Ces très longs filaments parviennent à vaincre la force d’attraction de la galaxie mère et à s’immiscer au sein même de l’amas galactique Perseus A jusqu’à une distance de 200.000 années-lumière tout en conservant une température de plusieurs millions de degrés et en émettant de grandes quantités de rayonnement X.
Ces gigantesques tentacules sont aussi la seule manifestation visible des interactions qui existent entre le trou noir supermassif de NGC 1275 et les gaz environnants qui emplissent l’amas. Leur observation fournit aux astronomes des indices importants sur la façon dont ces trous noirs sont susceptibles de modifier leur environnement, même distant.

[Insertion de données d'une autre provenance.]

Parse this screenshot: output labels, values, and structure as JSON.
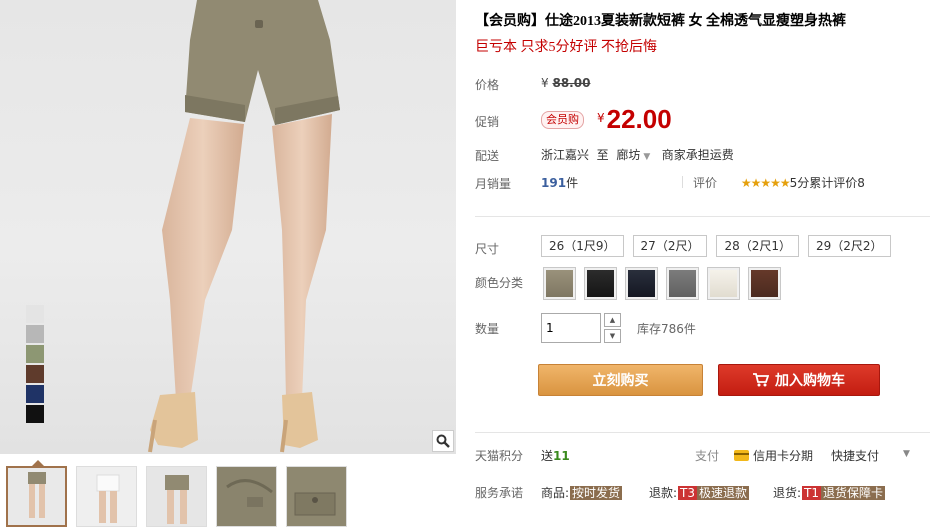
{
  "product": {
    "title": "【会员购】仕途2013夏装新款短裤 女 全棉透气显瘦塑身热裤",
    "subtitle": "巨亏本 只求5分好评 不抢后悔"
  },
  "price": {
    "label": "价格",
    "currency": "¥",
    "original": "88.00"
  },
  "promo": {
    "label": "促销",
    "tag": "会员购",
    "currency": "¥",
    "price": "22.00"
  },
  "shipping": {
    "label": "配送",
    "from": "浙江嘉兴",
    "to_word": "至",
    "destination": "廊坊",
    "fee_note": "商家承担运费"
  },
  "sales": {
    "label": "月销量",
    "count": "191",
    "unit": "件"
  },
  "review": {
    "label": "评价",
    "stars": "★★★★★",
    "score": "5分",
    "total_label": "累计评价",
    "total": "8"
  },
  "size": {
    "label": "尺寸",
    "options": [
      "26（1尺9）",
      "27（2尺）",
      "28（2尺1）",
      "29（2尺2）"
    ]
  },
  "color": {
    "label": "颜色分类",
    "swatches": [
      "#8e8670",
      "#1f1f1f",
      "#1b1f2b",
      "#6f6f6f",
      "#ece7dc",
      "#5a3426"
    ]
  },
  "quantity": {
    "label": "数量",
    "value": "1",
    "stock": "库存786件"
  },
  "actions": {
    "buy": "立刻购买",
    "cart": "加入购物车"
  },
  "tmall_points": {
    "label": "天猫积分",
    "prefix": "送",
    "value": "11"
  },
  "payment": {
    "label": "支付",
    "credit": "信用卡分期",
    "quick": "快捷支付"
  },
  "service": {
    "label": "服务承诺",
    "item1_prefix": "商品:",
    "item1_tag": "按时发货",
    "item2_prefix": "退款:",
    "item2_badge": "T3",
    "item2_tag": "极速退款",
    "item3_prefix": "退货:",
    "item3_badge": "T1",
    "item3_tag": "退货保障卡"
  },
  "gallery": {
    "color_strip": [
      "#e4e4e4",
      "#b7b7b7",
      "#8d9773",
      "#5f3b2c",
      "#1f3366",
      "#111111"
    ],
    "thumb_count": 5
  }
}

Des structures vaporeuses étonnamment résistantes Jusqu’ici, les astronomes ne parvenaient pas à comprendre comment ces délicates dentelles de gaz ont pu résister à l’environnement particulièrement agressif de
l’amas de galaxie au sein duquel ils s’infiltraient, et cela depuis plus de 100 millions d’années. La logique aurait voulu que ces structures, dont la masse moyenne est d’environ un million de masses solaires, se soient dispersées sous l’action des forces de gravitation s’exerçant en tous sens, ou même se soient effondrées sur elles-mêmes jusqu’à former à leur tour de nouvelles
étoiles.
La réponse vient d’être apportée par le
télescope Hubble, qui a réussi à résoudre les fils individuels composant les filaments et à les assimiler à de puissants champs magnétiques entourant NGC 1275. Selon les chercheurs, il s’agit là de l’exemple le plus frappant de l’influence des immenses champs magnétiques tentaculaires extragalactiques.
Andrew C. Fabian, chercheur à l’institut d’astronomie de l’université de Cambridge (Royaume-Uni), publie le résultat de ces investigations dans la revue
Nature du 21 août 2008. Il estime que ces champs jouent un rôle crucial dans la survie et l’intégrité des filaments en formant une structure squelettique et immatérielle suffisante pour les maintenir en place en leur permettant de résister à l’effondrement gravitationnel.
Des réseaux de filaments similaires ont été découverts autour d’autres amas galaxies plus éloignés, mais n’ont pu être résolus avec une netteté comparable à celle de NGC 1275. Les acquis permis par celle-ci seront mis à profit pour interpréter les observations de ces autres complexes tentaculaires.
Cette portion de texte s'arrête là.